Some of the emotions associated with different reinforcement contingencies. Intensity increases away from the centre of the diagram, on a continuous scale. The classification scheme created by the different reinforcement contingencies consists with respect to the action of (1) the delivery of a reward (S+), (2) the delivery of a punisher (S−), (3) the omission of a reward (S−) (extinction) or the termination of a reward (S+!) (time out) and (4) the omission of a punisher (S−) (avoidance) or the termination of a punisher (S−!) (escape). It is noted that the vertical axis describes emotions associated with the delivery of a reward (up) or punisher (down). The horizontal axis describes emotions associated with the non-delivery of an expected reward (left) or the non-delivery of an expected punisher (right). For the contingency of non-reward (horizontal axis, left), different emotions can arise depending on whether an active action is possible to respond to the non-reward, or whether no action is possible, which is labelled as the passive condition. In the passive condition, non-reward may produce depression. The diagram summarizes emotions that might result for one reinforcer as a result of different contingencies. Every separate reinforcer has the potential to operate according to contingencies such as these. This diagram does not imply a dimensional theory of emotion, but shows the types of emotional state that might be produced by a specific reinforcer. Each different reinforcer will produce different emotional states, but the contingencies will operate as shown to produce different specific emotional states for each different reinforcer.

Figure 7

Resting-state functional connectivity in depression.

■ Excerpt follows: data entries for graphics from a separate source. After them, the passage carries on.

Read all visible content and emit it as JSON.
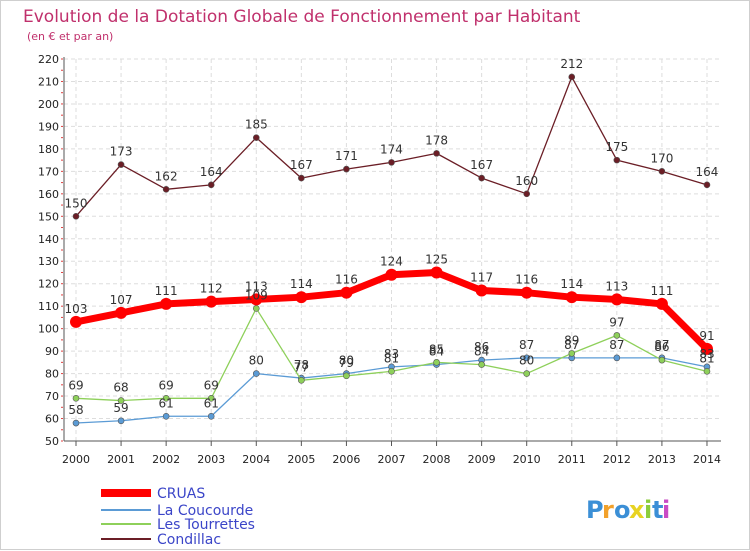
{
  "chart_data": {
    "type": "line",
    "title": "Evolution de la Dotation Globale de Fonctionnement par Habitant",
    "subtitle": "(en € et par an)",
    "x": [
      "2000",
      "2001",
      "2002",
      "2003",
      "2004",
      "2005",
      "2006",
      "2007",
      "2008",
      "2009",
      "2010",
      "2011",
      "2012",
      "2013",
      "2014"
    ],
    "ylim": [
      50,
      220
    ],
    "y_ticks": [
      50,
      60,
      70,
      80,
      90,
      100,
      110,
      120,
      130,
      140,
      150,
      160,
      170,
      180,
      190,
      200,
      210,
      220
    ],
    "grid": true,
    "legend_position": "bottom-left",
    "series": [
      {
        "name": "CRUAS",
        "color": "#ff0000",
        "values": [
          103,
          107,
          111,
          112,
          113,
          114,
          116,
          124,
          125,
          117,
          116,
          114,
          113,
          111,
          91
        ]
      },
      {
        "name": "La Coucourde",
        "color": "#5b9bd5",
        "values": [
          58,
          59,
          61,
          61,
          80,
          78,
          80,
          83,
          84,
          86,
          87,
          87,
          87,
          87,
          83
        ]
      },
      {
        "name": "Les Tourrettes",
        "color": "#8ed05a",
        "values": [
          69,
          68,
          69,
          69,
          109,
          77,
          79,
          81,
          85,
          84,
          80,
          89,
          97,
          86,
          81
        ]
      },
      {
        "name": "Condillac",
        "color": "#6b1e26",
        "values": [
          150,
          173,
          162,
          164,
          185,
          167,
          171,
          174,
          178,
          167,
          160,
          212,
          175,
          170,
          164
        ]
      }
    ]
  },
  "logo": {
    "letters": [
      "P",
      "r",
      "o",
      "x",
      "i",
      "t",
      "i"
    ]
  }
}
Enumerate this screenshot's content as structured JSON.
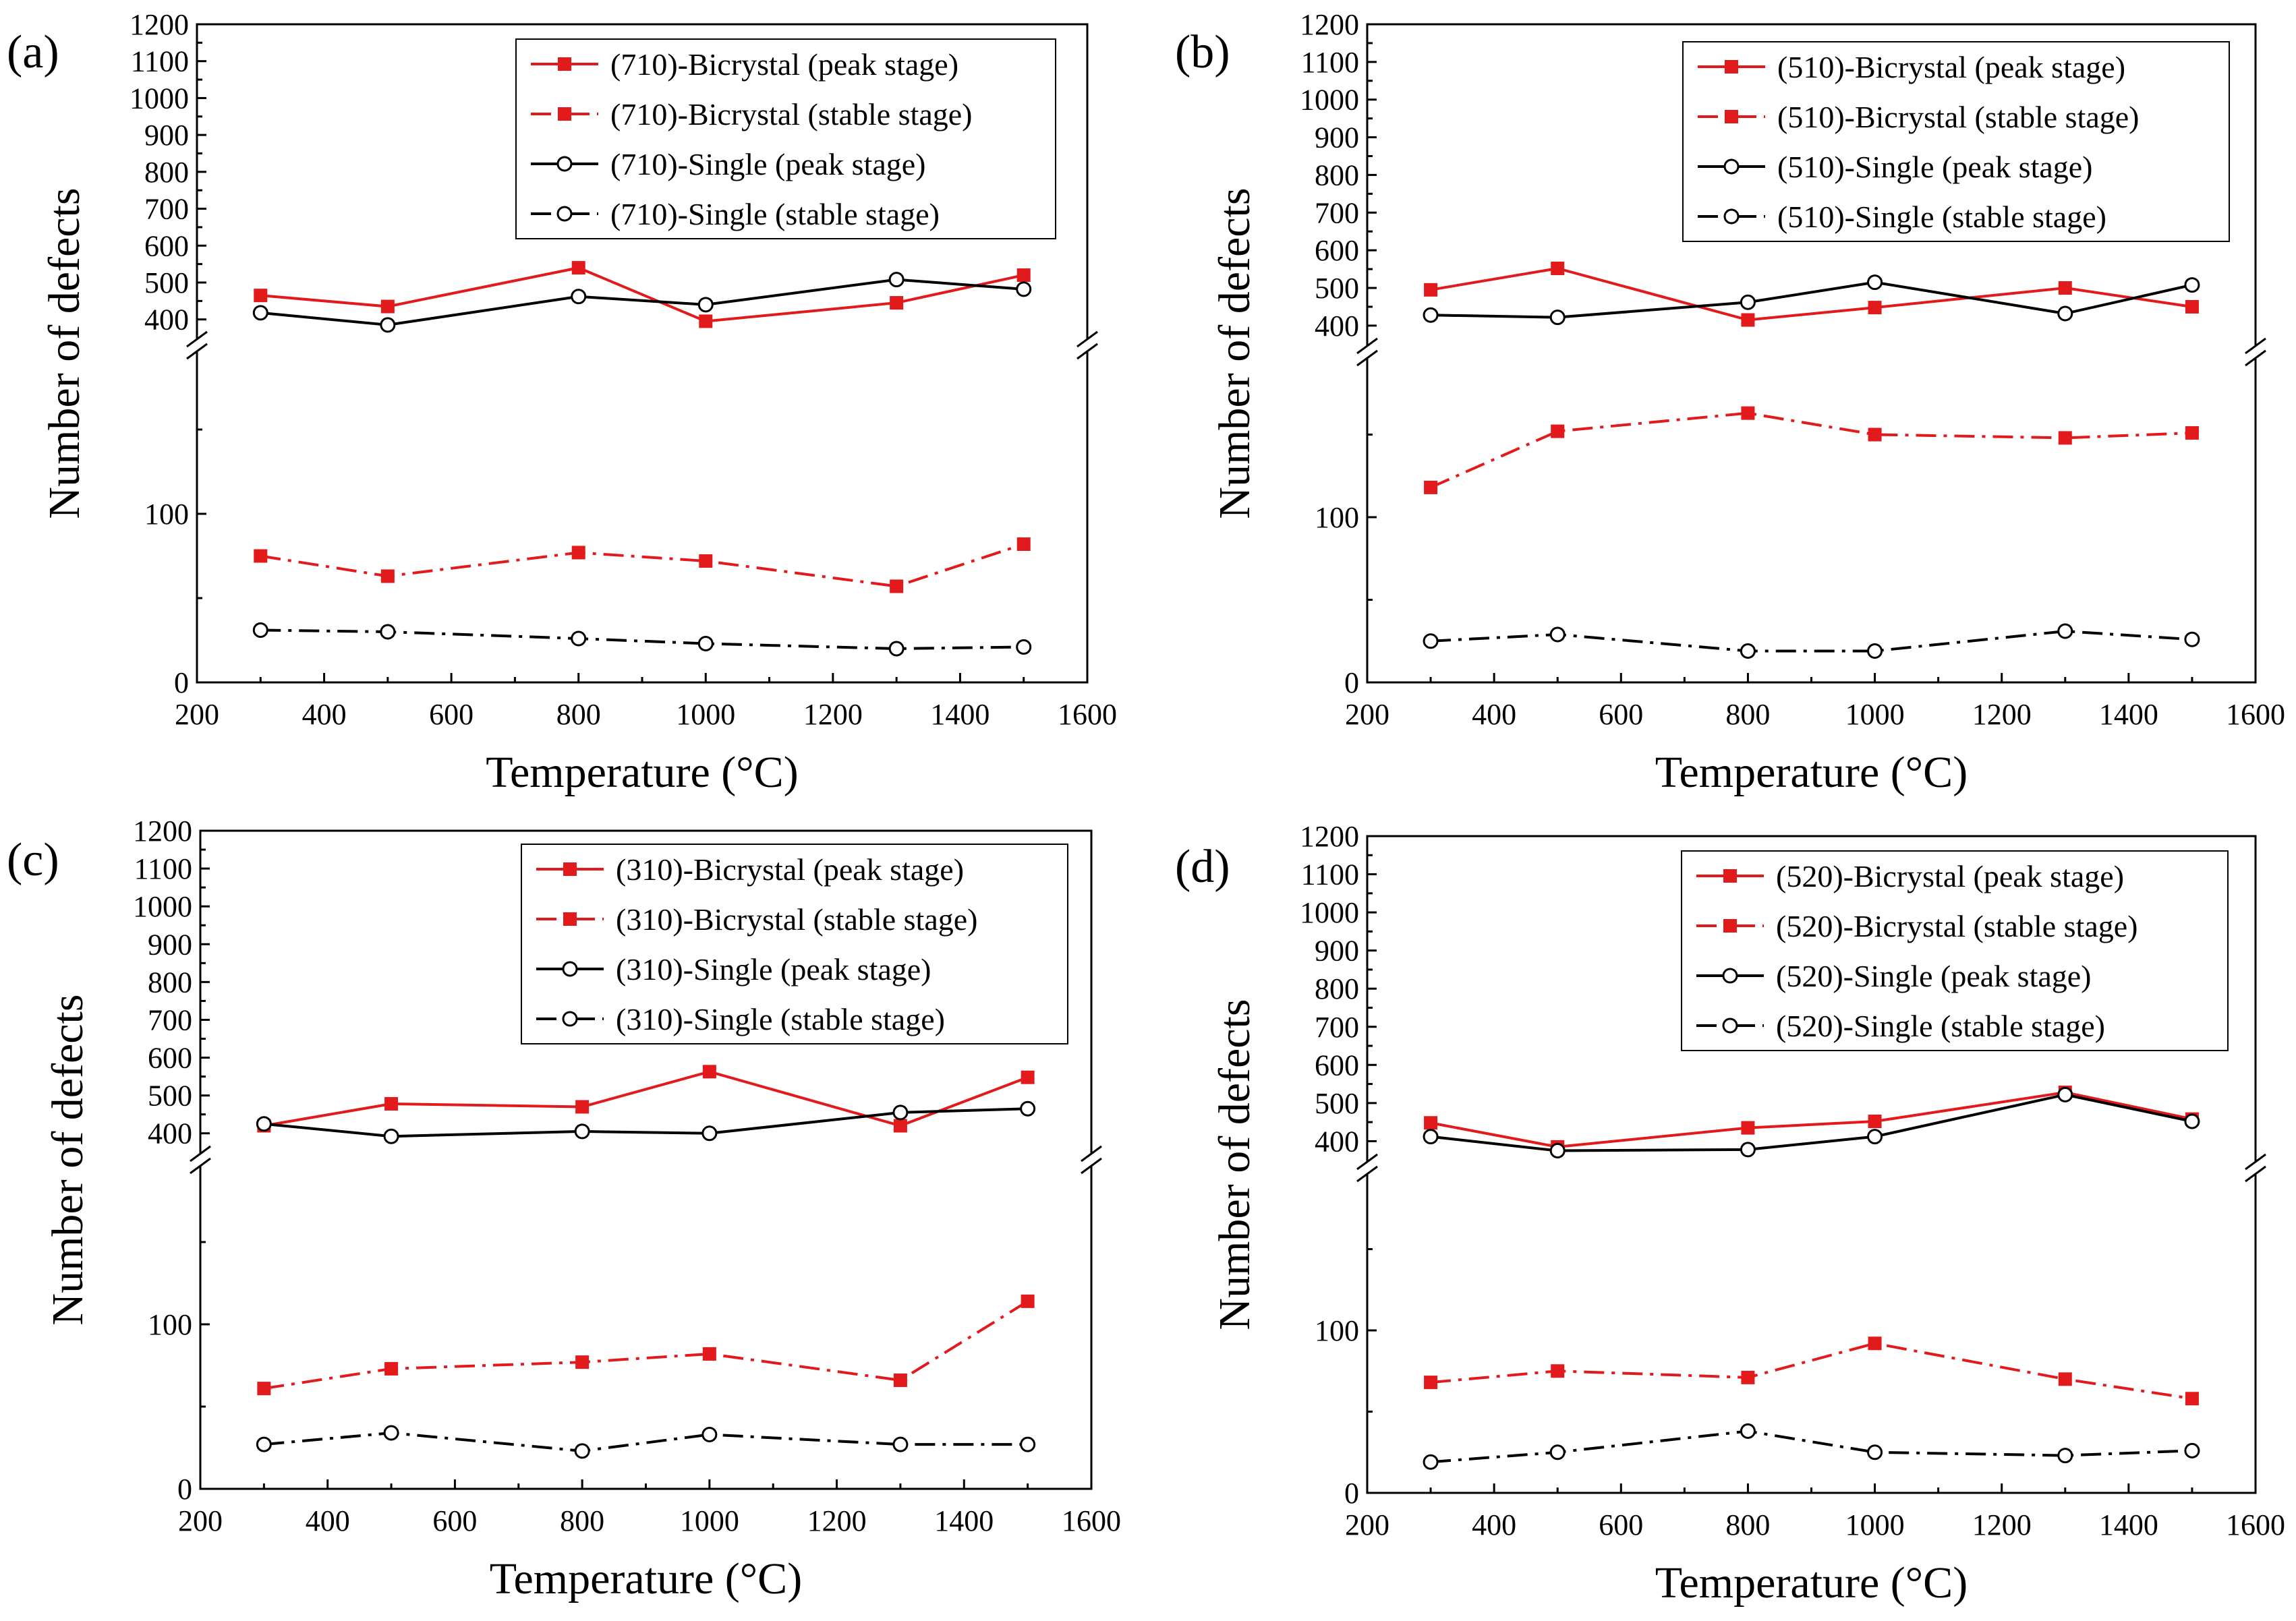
{
  "chart_data": [
    {
      "panel_label": "(a)",
      "type": "line",
      "xlabel": "Temperature (°C)",
      "ylabel": "Number of defects",
      "xlim": [
        200,
        1600
      ],
      "x_ticks": [
        "200",
        "400",
        "600",
        "800",
        "1000",
        "1200",
        "1400",
        "1600"
      ],
      "y_break": true,
      "y_lower_range": [
        0,
        200
      ],
      "y_upper_range": [
        330,
        1200
      ],
      "y_ticks": [
        "0",
        "100",
        "400",
        "500",
        "600",
        "700",
        "800",
        "900",
        "1000",
        "1100",
        "1200"
      ],
      "x": [
        300,
        500,
        800,
        1000,
        1300,
        1500
      ],
      "series": [
        {
          "name": "(710)-Bicrystal (peak stage)",
          "values": [
            465,
            435,
            540,
            395,
            445,
            520
          ]
        },
        {
          "name": "(710)-Bicrystal (stable stage)",
          "values": [
            75,
            63,
            77,
            72,
            57,
            82
          ]
        },
        {
          "name": "(710)-Single (peak stage)",
          "values": [
            418,
            385,
            462,
            440,
            508,
            482
          ]
        },
        {
          "name": "(710)-Single (stable stage)",
          "values": [
            31,
            30,
            26,
            23,
            20,
            21
          ]
        }
      ]
    },
    {
      "panel_label": "(b)",
      "type": "line",
      "xlabel": "Temperature (°C)",
      "ylabel": "Number of defects",
      "xlim": [
        200,
        1600
      ],
      "x_ticks": [
        "200",
        "400",
        "600",
        "800",
        "1000",
        "1200",
        "1400",
        "1600"
      ],
      "y_break": true,
      "y_lower_range": [
        0,
        200
      ],
      "y_upper_range": [
        330,
        1200
      ],
      "y_ticks": [
        "0",
        "100",
        "400",
        "500",
        "600",
        "700",
        "800",
        "900",
        "1000",
        "1100",
        "1200"
      ],
      "x": [
        300,
        500,
        800,
        1000,
        1300,
        1500
      ],
      "series": [
        {
          "name": "(510)-Bicrystal (peak stage)",
          "values": [
            495,
            552,
            415,
            448,
            500,
            450
          ]
        },
        {
          "name": "(510)-Bicrystal (stable stage)",
          "values": [
            118,
            152,
            163,
            150,
            148,
            151
          ]
        },
        {
          "name": "(510)-Single (peak stage)",
          "values": [
            428,
            422,
            462,
            515,
            432,
            508
          ]
        },
        {
          "name": "(510)-Single (stable stage)",
          "values": [
            25,
            29,
            19,
            19,
            31,
            26
          ]
        }
      ]
    },
    {
      "panel_label": "(c)",
      "type": "line",
      "xlabel": "Temperature (°C)",
      "ylabel": "Number of defects",
      "xlim": [
        200,
        1600
      ],
      "x_ticks": [
        "200",
        "400",
        "600",
        "800",
        "1000",
        "1200",
        "1400",
        "1600"
      ],
      "y_break": true,
      "y_lower_range": [
        0,
        200
      ],
      "y_upper_range": [
        330,
        1200
      ],
      "y_ticks": [
        "0",
        "100",
        "400",
        "500",
        "600",
        "700",
        "800",
        "900",
        "1000",
        "1100",
        "1200"
      ],
      "x": [
        300,
        500,
        800,
        1000,
        1300,
        1500
      ],
      "series": [
        {
          "name": "(310)-Bicrystal (peak stage)",
          "values": [
            420,
            478,
            470,
            563,
            420,
            548
          ]
        },
        {
          "name": "(310)-Bicrystal (stable stage)",
          "values": [
            61,
            73,
            77,
            82,
            66,
            114
          ]
        },
        {
          "name": "(310)-Single (peak stage)",
          "values": [
            425,
            392,
            405,
            400,
            455,
            465
          ]
        },
        {
          "name": "(310)-Single  (stable stage)",
          "values": [
            27,
            34,
            23,
            33,
            27,
            27
          ]
        }
      ]
    },
    {
      "panel_label": "(d)",
      "type": "line",
      "xlabel": "Temperature (°C)",
      "ylabel": "Number of defects",
      "xlim": [
        200,
        1600
      ],
      "x_ticks": [
        "200",
        "400",
        "600",
        "800",
        "1000",
        "1200",
        "1400",
        "1600"
      ],
      "y_break": true,
      "y_lower_range": [
        0,
        200
      ],
      "y_upper_range": [
        330,
        1200
      ],
      "y_ticks": [
        "0",
        "100",
        "400",
        "500",
        "600",
        "700",
        "800",
        "900",
        "1000",
        "1100",
        "1200"
      ],
      "x": [
        300,
        500,
        800,
        1000,
        1300,
        1500
      ],
      "series": [
        {
          "name": "(520)-Bicrystal (peak stage)",
          "values": [
            448,
            385,
            435,
            452,
            528,
            458
          ]
        },
        {
          "name": "(520)-Bicrystal (stable stage)",
          "values": [
            68,
            75,
            71,
            92,
            70,
            58
          ]
        },
        {
          "name": "(520)-Single (peak stage)",
          "values": [
            412,
            375,
            378,
            412,
            522,
            452
          ]
        },
        {
          "name": "(520)-Single (stable stage)",
          "values": [
            19,
            25,
            38,
            25,
            23,
            26
          ]
        }
      ]
    }
  ],
  "series_style": [
    {
      "color": "#e31a1c",
      "dash": "solid",
      "marker": "square-filled"
    },
    {
      "color": "#e31a1c",
      "dash": "dashdot",
      "marker": "square-filled"
    },
    {
      "color": "#000000",
      "dash": "solid",
      "marker": "circle-open"
    },
    {
      "color": "#000000",
      "dash": "dashdot",
      "marker": "circle-open"
    }
  ]
}
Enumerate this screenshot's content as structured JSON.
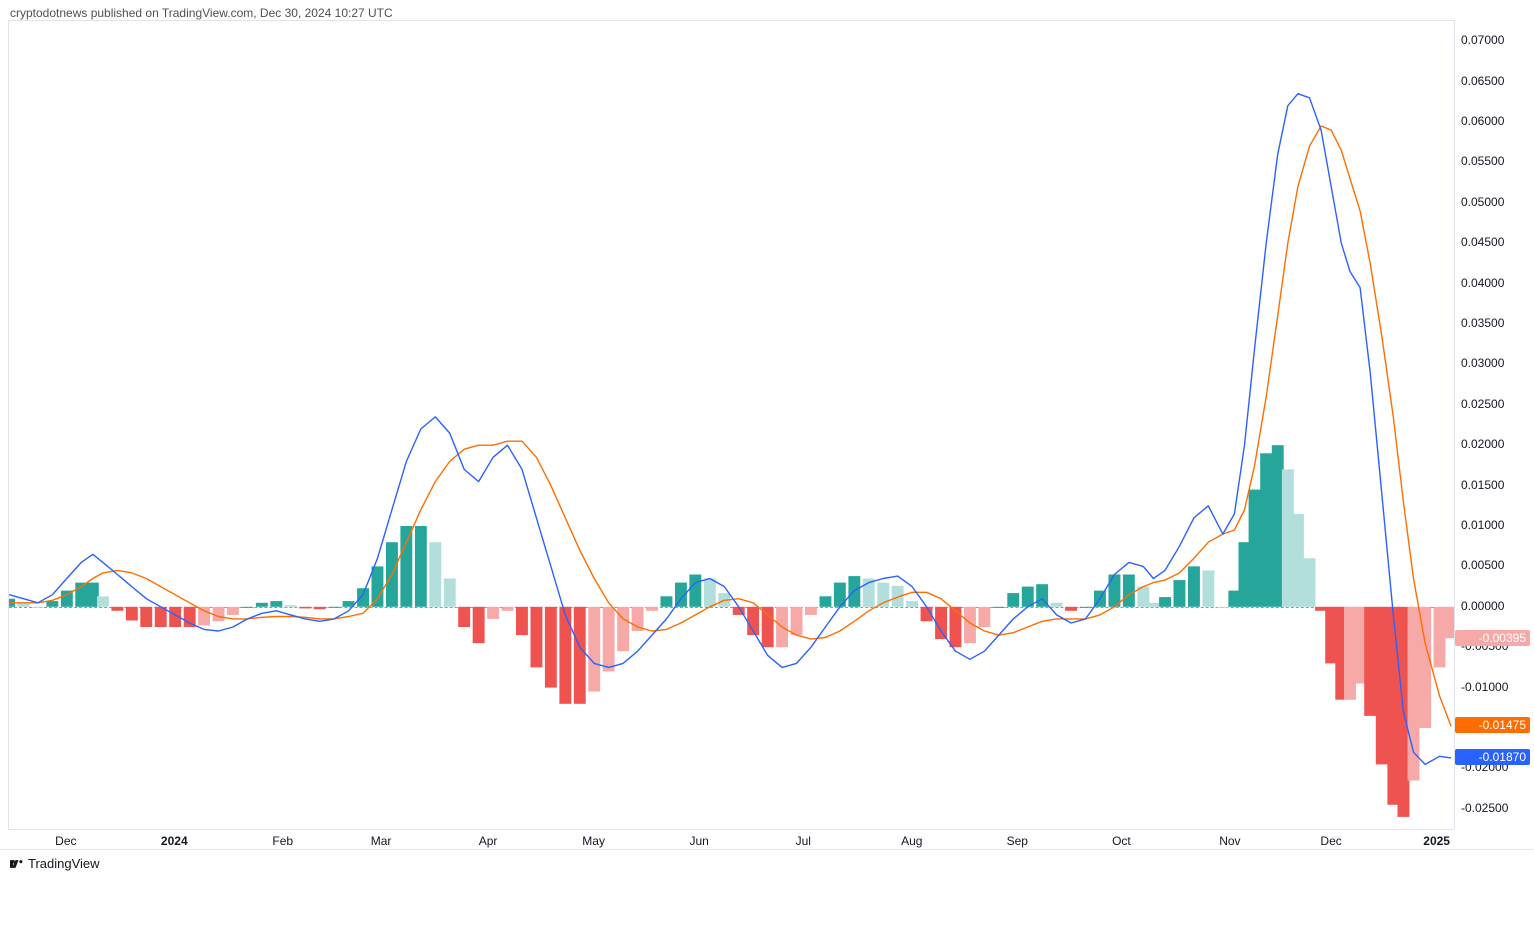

The medial and lateral OFC networks that show different functional connectivity in patients with depression. A decrease in functional connectivity is shown by blue arrows, and an increase by red arrows. MedTL—medial temporal lobe from the parahippocampal gyrus to the temporal pole; MidTG21R—middle temporal gyrus area 21 right; OFC13—medial OFC area 13; OFC47/12R—lateral OFC area 47/12 right. The lateral OFC cluster in OFC47/12 is visible on the ventral view of the brain anterior and lateral to the OFC13 clusters (from Cheng et al., 2016).

Figure 8

Functional connectivity (FC) differences of the medial and lateral OFC in major depressive disorder. Higher functional connectivity in depression is shown by red connecting lines, and includes higher functional connectivity of the non-reward/punishment-related lateral OFC with the precuneus, posterior cingulate cortex (PCC), pregenual anterior cingulate cortex (ACC), angular gyrus, and inferior frontal gyrus. Lower functional connectivity in depression is shown by blue connecting lines, and includes lower functional connectivity of the medial OFC with the parahippocampal gyrus memory system (PHG), amygdala, temporal cortex and supracallosal anterior cingulate cortex (ACC). The part of the medial OFC in which voxels were found with lower functional connectivity in depression is indicated in green. The areas apart from the medial OFC shown are as defined in the automated anatomical labelling atlas 2 (Rolls et al., 2015a), although the investigations that form the basis for the summary were at the voxel level.